The Corner

Time for Accountability at the CFPB

The president stepped off his tour bus in Kansas this week and said that, “We shouldn’t be weakening oversight and accountability. We should be strengthening oversight and accountability.” Which is why I’m mystified that the president refuses to bring much-needed oversight and accountability to the massive new bureaucracy created under the onerous Dodd-Frank law that established the Consumer Financial Protection Bureau (CFPB).

Today the Senate will consider a nominee to head this agency. While I have no problem with the nominee, I do have problems with the structure of this new bureaucracy, which lacks critical transparency and which, with only minor bipartisan effort, can easily be reformed. Regrettably, the president has chosen to play politics rather than so much as placing a telephone call to Congress.

This new bureaucracy possesses massive and wide-ranging powers to regulate any person or business offering or selling a “financial product or service” used by Americans without adequate checks, balances, oversight, or accountability. 

The CFPB has been given unprecedented authority over financial institutions and Main Street businesses offering financial services. Once confirmed, whoever becomes the CFPB director essentially answers to no one and cannot be removed even for poor performance, including unbalanced regulations.

It also has been given significant power to regulate, but there’s no check and balance if those regulations go too far.

Furthermore, the CFPB is funded directly by the Federal Reserve — not through the standard congressionally approved spending process. That means little to no oversight of this new bureaucracy.  

In an attempt to force the administration to make some key changes, I joined 43 of my Senate colleagues in trying to change the CFPB into something better equipped to provide consumer protection while, at the same time, being accountable to Congress and taxpayers about new regulations and the use of taxpayer resources.

Led by the Senate Banking Committee’s Ranking Member, Senator Shelby, we tried to bring commonsense reforms of the structure of the CFPB before anyone takes the helm. What we were asking for just makes sense. 

First, we were trying to establish a board of directors to oversee and limit the unbridled power of the CFPB.

Second, we were working to establish a safety-and-soundness check on CFPB’s rules and regulations in order to ensure the very financial health of these institutions is adequately considered. This new bureaucracy shouldn’t cause businesses to fail, but that’s a real potential threat given how it’s currently structured. 

And lastly, we wanted to subject the CFPB to the ordinary congressional appropriations process to ensure proper oversight and accountability.

Our concerns are real and aren’t just political obstruction. For example, even senior officials at the Fed are worried about the unprecedented way of financing an independent regulatory bureau. #more#

As the president of the Federal Reserve Bank of St.

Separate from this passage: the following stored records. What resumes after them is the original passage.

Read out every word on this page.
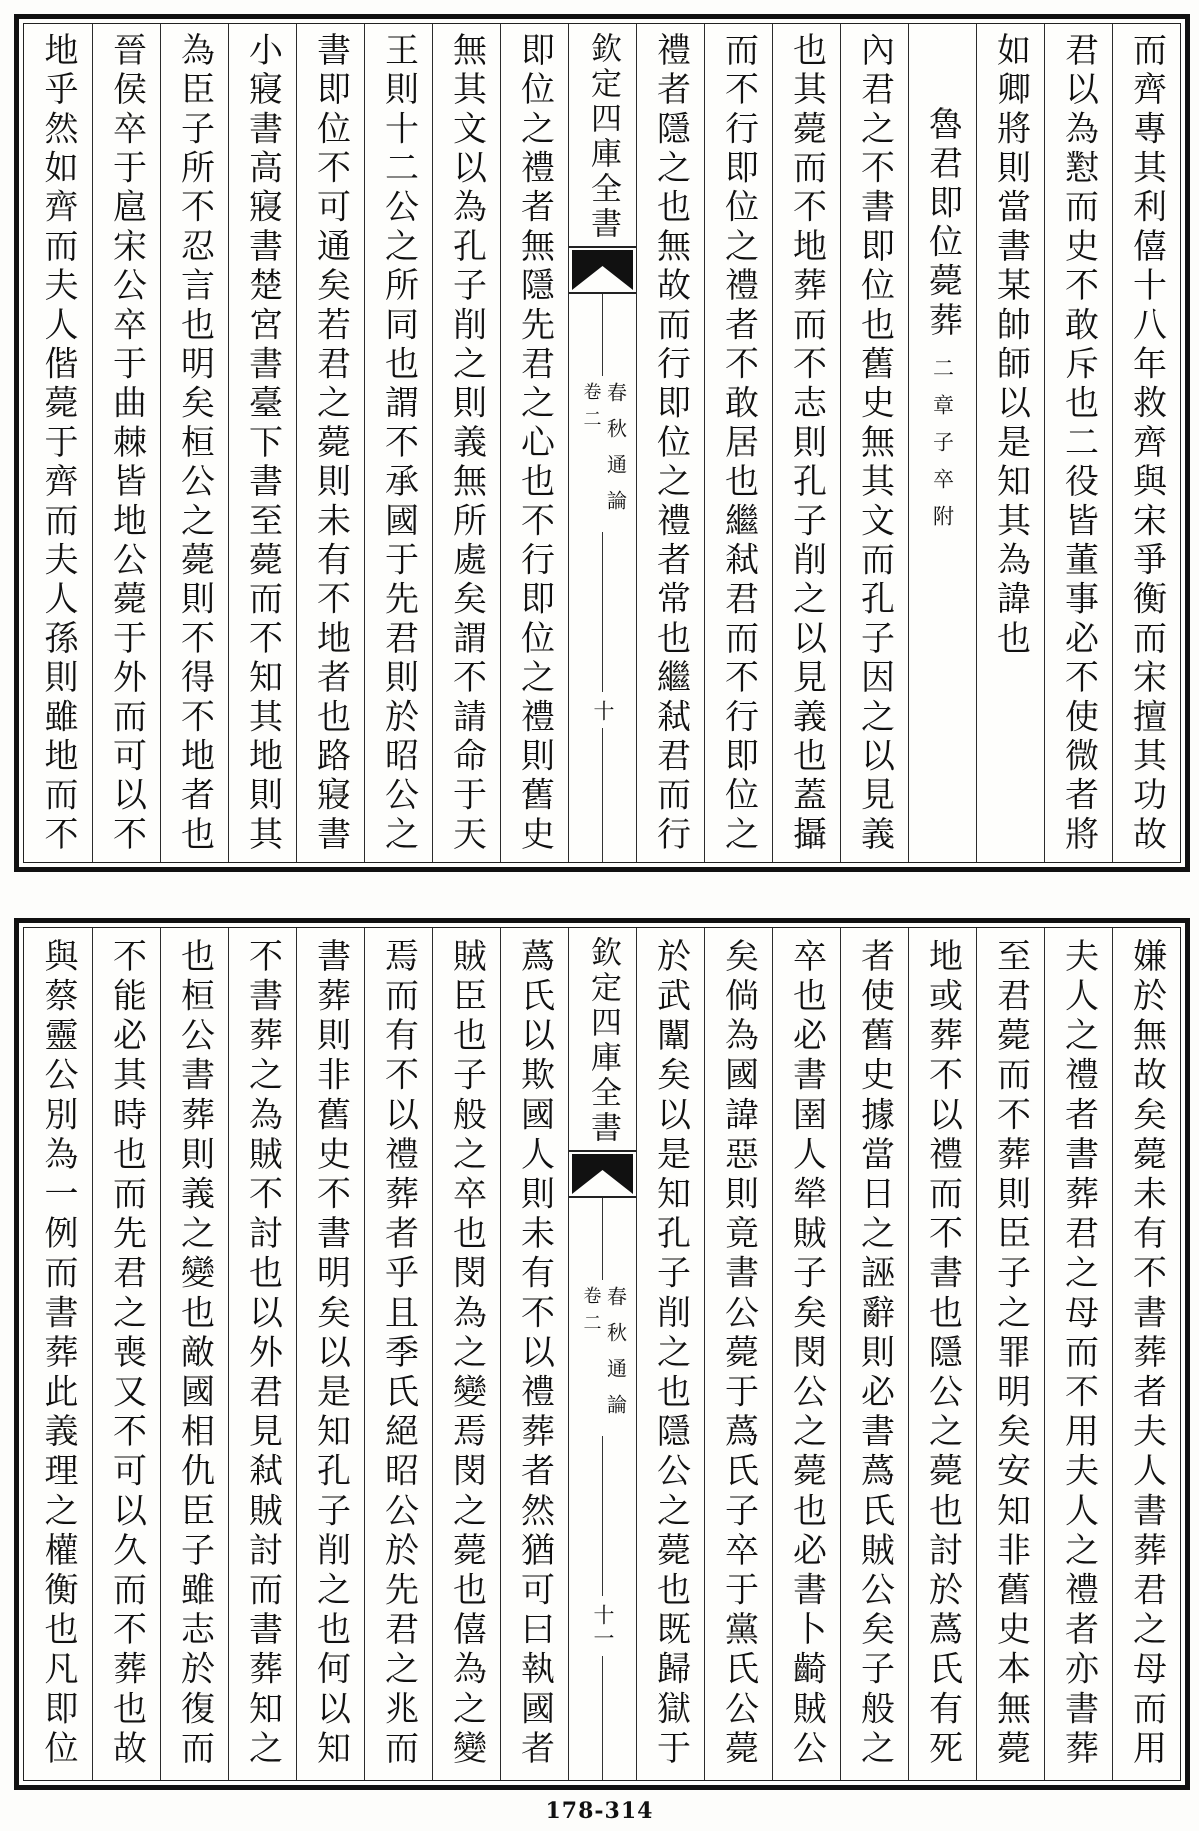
而齊專其利僖十八年救齊與宋爭衡而宋擅其功故
君以為懟而史不敢斥也二役皆董事必不使微者將
如卿將則當書某帥師以是知其為諱也
魯君即位薨葬二章子卒附
內君之不書即位也舊史無其文而孔子因之以見義
也其薨而不地葬而不志則孔子削之以見義也蓋攝
而不行即位之禮者不敢居也繼弒君而不行即位之
禮者隱之也無故而行即位之禮者常也繼弒君而行
欽定四庫全書
春秋通論
卷二
十
即位之禮者無隱先君之心也不行即位之禮則舊史
無其文以為孔子削之則義無所處矣謂不請命于天
王則十二公之所同也謂不承國于先君則於昭公之
書即位不可通矣若君之薨則未有不地者也路寢書
小寢書高寢書楚宮書臺下書至薨而不知其地則其
為臣子所不忍言也明矣桓公之薨則不得不地者也
晉侯卒于扈宋公卒于曲棘皆地公薨于外而可以不
地乎然如齊而夫人偕薨于齊而夫人孫則雖地而不
嫌於無故矣薨未有不書葬者夫人書葬君之母而用
夫人之禮者書葬君之母而不用夫人之禮者亦書葬
至君薨而不葬則臣子之罪明矣安知非舊史本無薨
地或葬不以禮而不書也隱公之薨也討於蔿氏有死
者使舊史據當日之誣辭則必書蔿氏賊公矣子般之
卒也必書圉人犖賊子矣閔公之薨也必書卜齮賊公
矣倘為國諱惡則竟書公薨于蔿氏子卒于黨氏公薨
於武闈矣以是知孔子削之也隱公之薨也既歸獄于
欽定四庫全書
春秋通論
卷二
十一
蔿氏以欺國人則未有不以禮葬者然猶可曰執國者
賊臣也子般之卒也閔為之變焉閔之薨也僖為之變
焉而有不以禮葬者乎且季氏絕昭公於先君之兆而
書葬則非舊史不書明矣以是知孔子削之也何以知
不書葬之為賊不討也以外君見弒賊討而書葬知之
也桓公書葬則義之變也敵國相仇臣子雖志於復而
不能必其時也而先君之喪又不可以久而不葬也故
與蔡靈公別為一例而書葬此義理之權衡也凡即位
178-314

Louis put it: “I am concerned about this method of funding the Bureau. The amount of money allocated in the law is not based on any careful assessment of what the needs of the Bureau will be as it attempts to fulfill the mandate of the Congress with regard to consumer protection. Nor is there any mechanism for changing these amounts going forward, should market conditions change, or if the needs of the Bureau change.”

At a time when we should be encouraging oversight and accountability, as the president argues, this new government bureaucracy is structured with virtually none of those attributes. The new consumer protection bureaucracy has almost free rein to impose whatever costly regulations it desires, without attention even to whether financial service providers would be driven to failure as a result. The only thing that could stop a bad regulation from flowing out of the CFPB is, according to the Dodd-Frank Act, if it “would put the safety and soundness of the United States banking system or the stability of the financial system of the United States at risk.” That is an incredible and unparalleled high bar, allowing a check on a bad regulation if, and only if, it threatens the entire stability of our nation’s financial system. 

The president had the opportunity to address these concerns and work in a bipartisan way to help us change the agency into something that could potentially be accountable to the American taxpayer. And, these are easy fixes. Unfortunately, the Obama administration once again made a political decision, took a left turn, and it is the American public, small businesses, and consumers of financial services who will stand to suffer.

Sen. Orrin Hatch is a Republican from Utah.